In her address to reporters at the UN building in New York, Clinton hoped to stamp out the fire before it became a ranging inferno. In her answers, however, she managed to somehow make things worse. Now there is no question in many minds that something is going on behind the curtain.
One of Hillary’s arguments is that she didn’t want to carry two phones – one to conduct State Department business and one to conduct personal business. She apparently expects us to cut her a “old and out of touch” break for this ludicrous misunderstanding of how smart phones work. But aside from the scandal itself…why would we trust the country to someone who thinks you need another phone for every email account?
But Everyone Else is Doing It
Another of Clinton’s excuses is that she wasn’t the only one using personal email to conduct government business. That much is true, but it’s still a red herring. She is, as far as the facts show, the only Secretary of State to have ever conducted all government business from a private email account. And that’s not even getting into the fact that she used a private server.
It Was Protected by the Secret Service
Clinton hopes to allay our concerns about classified information falling into the wrong hands by assuring us that the server was on property guarded by the Secret Service. True enough, but we’re back into “old and out of touch” territory. The concern isn’t over the safety of the physical server. The concern is about network hackers and third-party transmissions. The Secret Service? That’s a non sequitur.

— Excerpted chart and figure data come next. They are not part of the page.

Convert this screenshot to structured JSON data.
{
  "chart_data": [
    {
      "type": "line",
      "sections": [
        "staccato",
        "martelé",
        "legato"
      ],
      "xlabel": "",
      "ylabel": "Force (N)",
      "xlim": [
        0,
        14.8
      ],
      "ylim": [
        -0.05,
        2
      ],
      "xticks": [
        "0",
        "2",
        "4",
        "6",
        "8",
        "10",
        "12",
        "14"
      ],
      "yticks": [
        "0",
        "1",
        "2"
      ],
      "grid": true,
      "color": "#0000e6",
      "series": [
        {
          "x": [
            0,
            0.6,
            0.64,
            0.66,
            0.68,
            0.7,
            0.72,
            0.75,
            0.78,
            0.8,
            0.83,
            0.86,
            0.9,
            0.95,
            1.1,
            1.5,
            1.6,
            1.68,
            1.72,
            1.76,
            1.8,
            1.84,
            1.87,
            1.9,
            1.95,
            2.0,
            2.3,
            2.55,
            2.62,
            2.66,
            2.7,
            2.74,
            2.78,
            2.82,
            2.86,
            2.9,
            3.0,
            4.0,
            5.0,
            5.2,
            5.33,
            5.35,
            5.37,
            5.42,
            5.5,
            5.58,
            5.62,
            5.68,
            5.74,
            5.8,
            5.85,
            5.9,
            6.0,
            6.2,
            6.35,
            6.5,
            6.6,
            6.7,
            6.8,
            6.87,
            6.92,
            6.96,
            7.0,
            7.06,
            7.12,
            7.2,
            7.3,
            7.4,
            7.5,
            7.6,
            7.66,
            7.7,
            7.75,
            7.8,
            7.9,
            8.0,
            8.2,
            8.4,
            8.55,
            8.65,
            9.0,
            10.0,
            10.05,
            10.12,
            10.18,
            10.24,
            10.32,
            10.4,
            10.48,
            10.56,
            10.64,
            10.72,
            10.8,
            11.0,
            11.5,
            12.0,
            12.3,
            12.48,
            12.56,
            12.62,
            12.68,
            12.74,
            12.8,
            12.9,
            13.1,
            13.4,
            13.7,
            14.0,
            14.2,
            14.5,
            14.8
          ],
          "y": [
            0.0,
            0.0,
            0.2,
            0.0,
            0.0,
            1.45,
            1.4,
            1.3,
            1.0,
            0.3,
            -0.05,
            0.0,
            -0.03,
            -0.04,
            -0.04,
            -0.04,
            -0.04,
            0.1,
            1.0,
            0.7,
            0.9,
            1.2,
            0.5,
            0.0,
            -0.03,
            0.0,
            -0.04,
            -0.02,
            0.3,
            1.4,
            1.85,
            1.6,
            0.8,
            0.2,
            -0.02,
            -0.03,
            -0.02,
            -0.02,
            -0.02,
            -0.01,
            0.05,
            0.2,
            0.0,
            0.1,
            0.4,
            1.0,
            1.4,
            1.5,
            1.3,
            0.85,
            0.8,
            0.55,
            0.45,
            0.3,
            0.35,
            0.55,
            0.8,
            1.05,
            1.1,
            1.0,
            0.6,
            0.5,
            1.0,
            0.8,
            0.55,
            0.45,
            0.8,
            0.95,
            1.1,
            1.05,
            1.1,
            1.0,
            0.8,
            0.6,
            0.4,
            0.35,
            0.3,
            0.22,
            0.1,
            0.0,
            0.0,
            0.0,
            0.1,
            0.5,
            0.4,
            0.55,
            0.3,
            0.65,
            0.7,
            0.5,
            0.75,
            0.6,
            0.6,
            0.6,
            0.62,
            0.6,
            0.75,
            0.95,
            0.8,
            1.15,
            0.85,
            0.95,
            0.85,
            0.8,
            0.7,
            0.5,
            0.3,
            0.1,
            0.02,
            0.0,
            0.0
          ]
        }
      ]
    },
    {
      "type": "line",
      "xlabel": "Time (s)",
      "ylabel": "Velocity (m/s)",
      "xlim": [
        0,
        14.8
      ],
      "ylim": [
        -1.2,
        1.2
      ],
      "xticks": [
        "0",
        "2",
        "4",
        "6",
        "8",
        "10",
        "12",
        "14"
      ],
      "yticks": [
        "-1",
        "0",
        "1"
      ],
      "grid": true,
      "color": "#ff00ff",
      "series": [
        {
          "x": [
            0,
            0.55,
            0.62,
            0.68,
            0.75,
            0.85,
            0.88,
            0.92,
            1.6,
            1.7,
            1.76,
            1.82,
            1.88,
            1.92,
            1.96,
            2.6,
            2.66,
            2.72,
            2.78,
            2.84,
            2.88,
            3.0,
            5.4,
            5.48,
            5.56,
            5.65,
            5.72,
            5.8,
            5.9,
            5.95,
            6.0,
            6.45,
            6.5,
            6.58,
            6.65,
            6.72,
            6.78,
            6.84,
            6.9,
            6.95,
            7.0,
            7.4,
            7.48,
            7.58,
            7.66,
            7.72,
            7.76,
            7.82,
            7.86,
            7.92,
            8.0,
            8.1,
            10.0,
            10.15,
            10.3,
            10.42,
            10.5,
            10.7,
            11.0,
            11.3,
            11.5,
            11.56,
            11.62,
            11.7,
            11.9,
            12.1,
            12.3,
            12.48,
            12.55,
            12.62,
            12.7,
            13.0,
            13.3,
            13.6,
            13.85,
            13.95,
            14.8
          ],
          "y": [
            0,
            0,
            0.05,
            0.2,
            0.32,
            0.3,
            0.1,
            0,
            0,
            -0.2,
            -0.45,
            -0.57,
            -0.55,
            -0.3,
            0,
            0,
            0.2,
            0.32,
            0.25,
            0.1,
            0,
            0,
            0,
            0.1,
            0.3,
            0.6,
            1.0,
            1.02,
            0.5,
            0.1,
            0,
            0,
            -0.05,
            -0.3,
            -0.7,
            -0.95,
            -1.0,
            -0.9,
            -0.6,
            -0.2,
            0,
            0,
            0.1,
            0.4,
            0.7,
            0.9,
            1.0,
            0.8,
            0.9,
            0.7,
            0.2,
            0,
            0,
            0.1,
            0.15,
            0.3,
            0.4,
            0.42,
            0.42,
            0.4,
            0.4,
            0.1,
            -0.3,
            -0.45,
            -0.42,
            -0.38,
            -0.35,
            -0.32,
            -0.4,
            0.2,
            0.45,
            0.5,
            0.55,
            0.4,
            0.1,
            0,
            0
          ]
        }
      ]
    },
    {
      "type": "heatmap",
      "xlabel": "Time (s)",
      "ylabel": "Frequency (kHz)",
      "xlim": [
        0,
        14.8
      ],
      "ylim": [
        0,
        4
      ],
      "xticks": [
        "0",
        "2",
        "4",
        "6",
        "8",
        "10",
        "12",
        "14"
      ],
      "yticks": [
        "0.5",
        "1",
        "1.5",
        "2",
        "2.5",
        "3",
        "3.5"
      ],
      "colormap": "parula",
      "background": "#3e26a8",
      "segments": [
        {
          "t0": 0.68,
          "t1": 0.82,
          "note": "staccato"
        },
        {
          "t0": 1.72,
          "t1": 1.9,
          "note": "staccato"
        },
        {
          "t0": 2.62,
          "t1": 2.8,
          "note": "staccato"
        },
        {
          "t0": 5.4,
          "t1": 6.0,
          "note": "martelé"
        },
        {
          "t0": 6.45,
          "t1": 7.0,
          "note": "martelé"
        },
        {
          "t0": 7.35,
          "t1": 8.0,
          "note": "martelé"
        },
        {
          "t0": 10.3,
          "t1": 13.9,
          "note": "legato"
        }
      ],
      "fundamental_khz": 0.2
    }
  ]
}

Clinton has handed over more than 30,000 emails, but she could hand over 300,000, and it wouldn’t erase the big question mark that surrounds this scandal. Because she refuses to allow a private, independent investigator to examine the server itself, we can never know which emails have been preserved…and which have been destroyed.
Her central argument, when all is said and done, comes down to two words: “Trust me.” But with a woman like Hillary, already embroiled in a separate scandal about foreign financial contributions, that’s asking a bit too much.